The report also explored bank failures when it comes to protecting human rights. The most glaring example of this in 2016 was the financing for the Dakota Access Pipeline (DAPL) and the rampant violations of Indigenous rights associated with that project—which triggered an Indigenous-led defund and divest movement that targets banks that finance dirty energy projects.

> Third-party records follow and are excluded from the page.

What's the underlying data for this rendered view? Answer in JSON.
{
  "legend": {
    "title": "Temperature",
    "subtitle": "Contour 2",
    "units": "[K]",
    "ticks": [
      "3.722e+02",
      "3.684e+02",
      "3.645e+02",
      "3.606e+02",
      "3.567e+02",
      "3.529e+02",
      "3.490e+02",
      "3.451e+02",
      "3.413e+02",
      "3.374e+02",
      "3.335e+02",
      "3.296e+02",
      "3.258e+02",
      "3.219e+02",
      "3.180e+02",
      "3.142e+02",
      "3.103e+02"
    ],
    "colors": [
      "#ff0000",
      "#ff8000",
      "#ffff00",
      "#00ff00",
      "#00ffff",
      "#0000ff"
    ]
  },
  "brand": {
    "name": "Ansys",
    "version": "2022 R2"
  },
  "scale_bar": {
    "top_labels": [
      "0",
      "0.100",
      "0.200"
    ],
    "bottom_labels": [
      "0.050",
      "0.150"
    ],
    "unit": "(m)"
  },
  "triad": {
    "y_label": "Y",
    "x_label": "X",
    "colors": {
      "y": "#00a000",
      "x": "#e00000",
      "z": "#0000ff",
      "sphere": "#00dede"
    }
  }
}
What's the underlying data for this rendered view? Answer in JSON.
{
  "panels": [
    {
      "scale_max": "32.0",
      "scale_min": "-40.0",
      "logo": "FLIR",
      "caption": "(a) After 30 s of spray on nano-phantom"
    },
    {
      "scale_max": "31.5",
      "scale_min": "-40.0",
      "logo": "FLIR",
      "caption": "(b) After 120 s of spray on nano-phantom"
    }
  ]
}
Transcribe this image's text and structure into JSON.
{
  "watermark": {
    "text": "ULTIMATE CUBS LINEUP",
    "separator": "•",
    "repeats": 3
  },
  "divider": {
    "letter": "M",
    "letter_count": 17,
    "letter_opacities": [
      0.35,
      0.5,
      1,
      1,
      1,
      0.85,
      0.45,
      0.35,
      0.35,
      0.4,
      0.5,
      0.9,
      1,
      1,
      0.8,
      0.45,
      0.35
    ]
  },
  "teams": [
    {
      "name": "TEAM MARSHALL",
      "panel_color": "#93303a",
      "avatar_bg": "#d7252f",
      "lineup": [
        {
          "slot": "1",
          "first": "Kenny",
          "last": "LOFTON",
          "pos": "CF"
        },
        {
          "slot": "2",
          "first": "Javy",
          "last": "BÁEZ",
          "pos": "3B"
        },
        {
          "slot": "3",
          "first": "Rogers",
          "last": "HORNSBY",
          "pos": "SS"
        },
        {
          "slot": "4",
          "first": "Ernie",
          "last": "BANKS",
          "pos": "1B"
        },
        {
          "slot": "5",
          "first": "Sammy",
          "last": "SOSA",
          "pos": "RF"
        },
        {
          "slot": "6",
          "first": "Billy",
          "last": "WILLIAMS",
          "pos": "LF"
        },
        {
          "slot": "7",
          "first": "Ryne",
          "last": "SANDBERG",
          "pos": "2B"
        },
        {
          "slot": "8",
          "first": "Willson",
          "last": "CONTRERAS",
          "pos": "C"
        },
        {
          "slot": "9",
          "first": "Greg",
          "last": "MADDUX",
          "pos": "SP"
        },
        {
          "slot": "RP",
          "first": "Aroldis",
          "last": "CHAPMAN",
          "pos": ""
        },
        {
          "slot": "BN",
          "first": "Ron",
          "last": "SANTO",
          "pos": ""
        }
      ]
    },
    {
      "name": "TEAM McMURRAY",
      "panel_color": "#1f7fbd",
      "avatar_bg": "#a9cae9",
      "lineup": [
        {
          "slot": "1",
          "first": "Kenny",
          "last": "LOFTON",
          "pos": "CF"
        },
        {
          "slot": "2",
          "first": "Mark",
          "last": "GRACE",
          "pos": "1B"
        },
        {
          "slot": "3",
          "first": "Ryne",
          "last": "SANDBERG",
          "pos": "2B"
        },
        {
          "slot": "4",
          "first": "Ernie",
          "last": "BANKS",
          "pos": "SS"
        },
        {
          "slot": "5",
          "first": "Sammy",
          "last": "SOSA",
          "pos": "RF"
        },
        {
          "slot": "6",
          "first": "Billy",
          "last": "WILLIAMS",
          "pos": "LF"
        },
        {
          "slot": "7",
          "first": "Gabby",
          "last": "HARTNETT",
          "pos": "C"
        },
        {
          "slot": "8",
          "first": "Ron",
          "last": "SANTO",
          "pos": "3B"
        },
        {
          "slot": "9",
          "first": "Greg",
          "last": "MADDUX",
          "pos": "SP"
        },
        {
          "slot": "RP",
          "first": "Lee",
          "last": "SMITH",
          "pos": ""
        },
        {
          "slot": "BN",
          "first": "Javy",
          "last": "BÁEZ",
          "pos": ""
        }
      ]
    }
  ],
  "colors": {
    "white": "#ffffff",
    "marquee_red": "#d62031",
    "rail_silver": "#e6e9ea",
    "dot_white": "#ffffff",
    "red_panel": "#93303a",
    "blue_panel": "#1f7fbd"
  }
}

“The movement standing up to fossil fuel projects wherever they are proposed has gotten so large that these investments are now not only problematic from a climate and human rights perspective, but they’re also risky investments from an economic perspective too,” said David Turnbull, campaigns director at Oil Change International. “Our research has shown that any new fossil fuel development runs counter to our climate goals. If banks want to truly be leaders in their field, they need to stop ignoring climate risk and ensure their investments pass the climate test.”
In this past year alone, San Francisco, Seattle, WA, and Davis, CA, pulled their money out of Wells Fargo because of the bank’s various misdeeds including the funding of DAPL. Caving into public pressure, multiple major banks have announced that they are pulling out of DAPL, which emphasizes the need for proactive bank policies that restrict financing to fossil fuels and the human rights abuses associated with their extraction and transport.
“As the Trump administration continues to make reckless decisions that threaten our climate, it is more important than ever that the public is informed about whether the financial institutions we trust with our money are making investments that will worsen this crisis,” said Lena Moffitt, senior campaign director of the Sierra Club’s Our Wild America campaign. “The people are watching where and what banks sink their funds into, and they will not back down until every last one commits to investing in a future that benefits their communities, their economies and their health.”